Quand on parle de la Bible de Raphaël, le nom de Michel-Ange vient invinciblement se présenter à l'esprit, car le Florentin, lui aussi, s'était mesuré déjà avec le texte de l'Écriture dans les voûtes de la chapelle Sixtine. Dès lors, on se demande lequel des deux fut le plus grand, et l'on est tenté de les comparer en les opposant l'un à l'autre. Mais ail est l'utilité de semblables rapprochements? Grâce à Dieu, il n'y a pas entre les hommes une unité absolue de sensations et d'organes, et rien n'est plus impressionnable et plus varié que notre goût, nos sentiments et nos passions. Comparer, c'est rapetisser par analogie.
En réalisant une telle oeuvre, Raphaël et ses disciples ont subi l'influence de la société qui les entourait, société qui resta chrétienne, bien que séduite par les voluptés entraînantes de la forme. Au point de vue de l'art surtout, la renaissance fut une réaction contre le moyen âge. Le moyen âge, qui lui-même avait été une réaction contre l'antiquité, avait poursuivi et proscrit tout ce qui dans l'art rappelait l'anthropomorphisme païen. La renaissance vint à son tour venger l'antiquité, réagir contre le laid et réhabiliter la beauté sensible.
Le peintre avait, comme architecte, quelque chose de scientifique qui préservait sa raison des écarts de l'imagination; et l'architecte, comme peintre, apportait dans l'aridité de ses travaux un souffle de poésie qui leur enlevait toute sécheresse. Par une longue pratique du dessin, les artistes s'assimilaient une science qu'ils appliquaient ensuite indifférement à la peinture, à la sculpture ou à l'architecture ; et, regardant comme identique le génie de ces trois arts, la transition de l'un à l'autre ne leur coûtait rien.

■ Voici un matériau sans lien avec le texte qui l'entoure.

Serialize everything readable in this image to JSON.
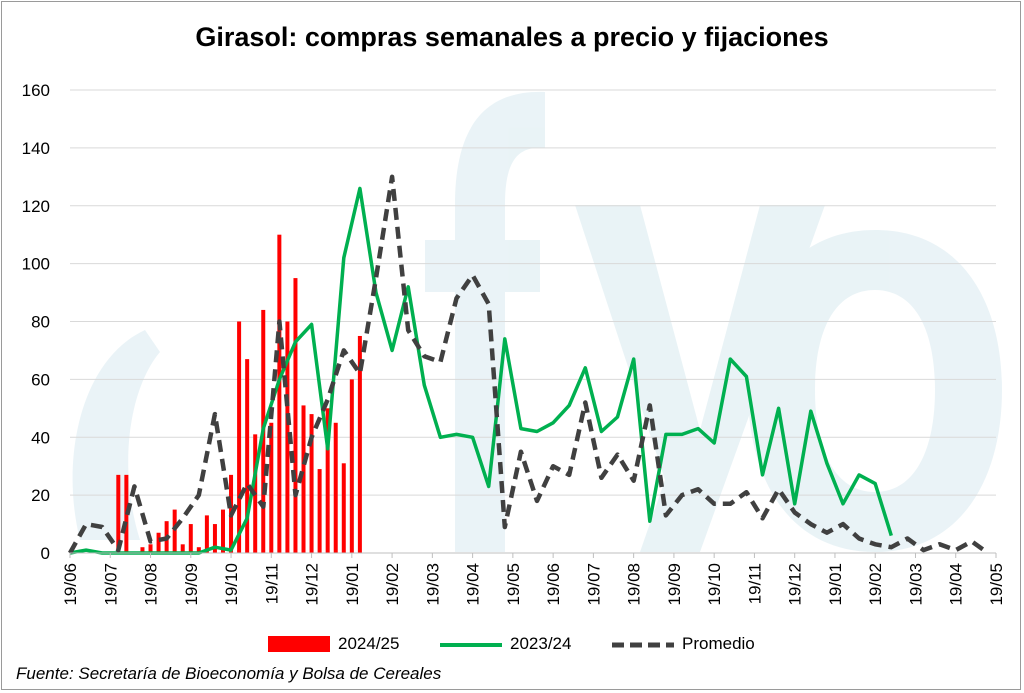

C'est que dans les beaux temps de la Grèce et de l'Italie, les arts du dessin n'étaient pas classés par spécialités, comme ils le sont aujourd'hui. On n'avait pas encore établi parmi eux cette espèce de division du travail, qui tend à les abaisser au niveau des industries. Ils étaient considérés comme complémentaires les uns des autres, et dérivaient d'un principe commun.